O deputado federal Dimas Gadelha (PT-RJ) criticou a forma como o senador e candidato à Presidência da República, Flávio Bolsonaro (PL-RJ), tem apresentado sua candidatura como uma missão recebida do pai, o ex-presidente Jair Bolsonaro.
Em vídeo publicado nas redes sociais, Gadelha questiona se a mensagem divulgada por Flávio seria uma “carta ao pai ou um testamento político”. A crítica faz referência à declaração do senador de que teria recebido o “manto” de Bolsonaro para dar continuidade ao projeto político da família.
“A Presidência da República não é patrimônio de família nenhuma. Não tem escritura, não tem inventário”, afirmou Dimas.
O parlamentar também reprovou o uso de referências religiosas para legitimar uma candidatura presidencial. Para ele, a fé não deve ser transformada em instrumento de campanha nem Deus apresentado como “cabo eleitoral”.

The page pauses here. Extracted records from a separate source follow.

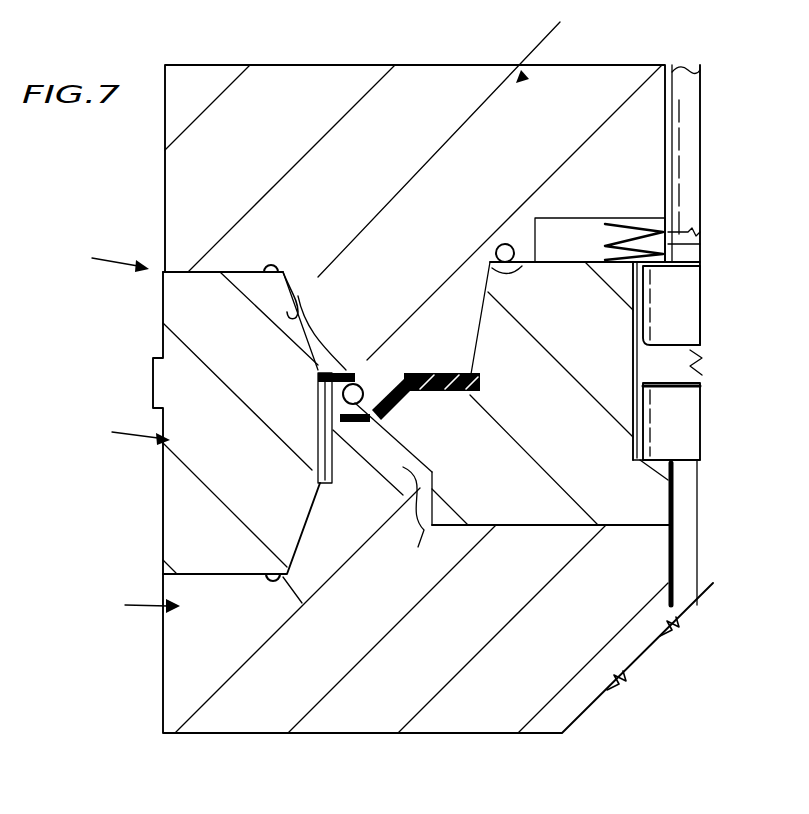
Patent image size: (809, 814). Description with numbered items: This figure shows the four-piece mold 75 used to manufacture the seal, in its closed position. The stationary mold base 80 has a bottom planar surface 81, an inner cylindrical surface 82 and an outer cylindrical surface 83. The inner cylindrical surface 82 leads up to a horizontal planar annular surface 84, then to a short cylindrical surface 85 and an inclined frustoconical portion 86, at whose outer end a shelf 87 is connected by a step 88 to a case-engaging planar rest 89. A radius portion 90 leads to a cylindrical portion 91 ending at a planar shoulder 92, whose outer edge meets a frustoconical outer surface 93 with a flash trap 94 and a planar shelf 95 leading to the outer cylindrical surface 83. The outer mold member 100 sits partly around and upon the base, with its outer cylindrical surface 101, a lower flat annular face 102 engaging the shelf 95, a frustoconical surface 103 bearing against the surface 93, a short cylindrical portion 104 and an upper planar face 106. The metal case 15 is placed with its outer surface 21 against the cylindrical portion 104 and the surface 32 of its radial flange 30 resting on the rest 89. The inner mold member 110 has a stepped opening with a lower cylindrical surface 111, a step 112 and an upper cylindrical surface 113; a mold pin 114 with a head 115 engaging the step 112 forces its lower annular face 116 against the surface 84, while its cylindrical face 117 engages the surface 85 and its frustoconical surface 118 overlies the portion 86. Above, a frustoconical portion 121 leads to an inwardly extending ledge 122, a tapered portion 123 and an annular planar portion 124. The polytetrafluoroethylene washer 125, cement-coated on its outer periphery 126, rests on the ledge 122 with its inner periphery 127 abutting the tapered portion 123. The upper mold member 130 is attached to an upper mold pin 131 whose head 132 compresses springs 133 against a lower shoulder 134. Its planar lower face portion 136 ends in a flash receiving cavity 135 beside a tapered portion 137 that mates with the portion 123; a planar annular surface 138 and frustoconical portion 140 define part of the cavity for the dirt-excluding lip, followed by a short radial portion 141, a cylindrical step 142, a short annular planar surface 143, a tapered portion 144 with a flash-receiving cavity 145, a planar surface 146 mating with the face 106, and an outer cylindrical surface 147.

The metal case 15 is at (318, 430).
The outer surface 21 is at (318, 383).
The radial flange 30 is at (356, 384).
The surface 32 is at (342, 428).
The four-piece mold 75 is at (102, 258).
The stationary mold base 80 is at (398, 610).
The bottom planar surface 81 is at (402, 733).
The inner cylindrical surface 82 is at (666, 564).
The outer cylindrical surface 83 is at (162, 660).
The horizontal planar annular surface 84 is at (622, 524).
The short cylindrical surface 85 is at (436, 490).
The inclined frustoconical portion 86 is at (428, 456).
The shelf 87 is at (396, 370).
The step 88 is at (398, 470).
The case-engaging planar rest 89 is at (362, 436).
The radius portion 90 is at (318, 405).
The cylindrical portion 91 is at (318, 470).
The planar shoulder 92 is at (322, 482).
The frustoconical outer surface 93 is at (304, 528).
The flash trap 94 is at (311, 600).
The planar shelf 95 is at (236, 575).
The outer mold member 100 is at (195, 423).
The outer cylindrical surface 101 is at (160, 500).
The lower flat annular face 102 is at (268, 585).
The frustoconical surface 103 is at (288, 545).
The short cylindrical portion 104 is at (318, 375).
The upper planar face 106 is at (208, 272).
The inner mold member 110 is at (618, 388).
The lower cylindrical surface 111 is at (676, 512).
The step 112 is at (676, 462).
The upper cylindrical surface 113 is at (634, 370).
The mold pin 114 is at (690, 554).
The head 115 is at (690, 420).
The lower annular face 116 is at (500, 525).
The cylindrical face 117 is at (425, 525).
The frustoconical surface 118 is at (416, 500).
The frustoconical portion 121 is at (418, 398).
The inwardly extending ledge 122 is at (478, 402).
The tapered portion 123 is at (490, 290).
The annular planar portion 124 is at (600, 252).
The polytetrafluoroethylene washer 125 is at (465, 376).
The outer periphery 126 is at (414, 408).
The inner periphery 127 is at (472, 392).
The upper mold member 130 is at (418, 185).
The upper mold pin 131 is at (702, 142).
The head 132 is at (680, 300).
The springs 133 is at (688, 234).
The lower shoulder 134 is at (608, 224).
The flash receiving cavity 135 is at (516, 252).
The planar lower face portion 136 is at (497, 250).
The tapered portion 137 is at (505, 270).
The planar annular surface 138 is at (480, 347).
The frustoconical portion 140 is at (404, 374).
The short radial portion 141 is at (370, 365).
The cylindrical step 142 is at (304, 330).
The short annular planar surface 143 is at (278, 336).
The tapered portion 144 is at (299, 296).
The flash-receiving cavity 145 is at (274, 264).
The planar surface 146 is at (165, 298).
The outer cylindrical surface 147 is at (165, 200).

A manifestação ocorre em meio às movimentações de Flávio Bolsonaro para consolidar seu nome na disputa pelo Palácio do Planalto. Em carta divulgada recentemente, Jair Bolsonaro reafirmou o filho como seu candidato e porta-voz político, convocando aliados e apoiadores a superarem divergências internas e se unirem em torno da campanha.
No vídeo, Dimas sustenta que a escolha do próximo presidente deve pertencer aos brasileiros, por meio do voto, e não ser tratada como uma sucessão familiar. “O nome é República porque pertence ao povo”, concluiu.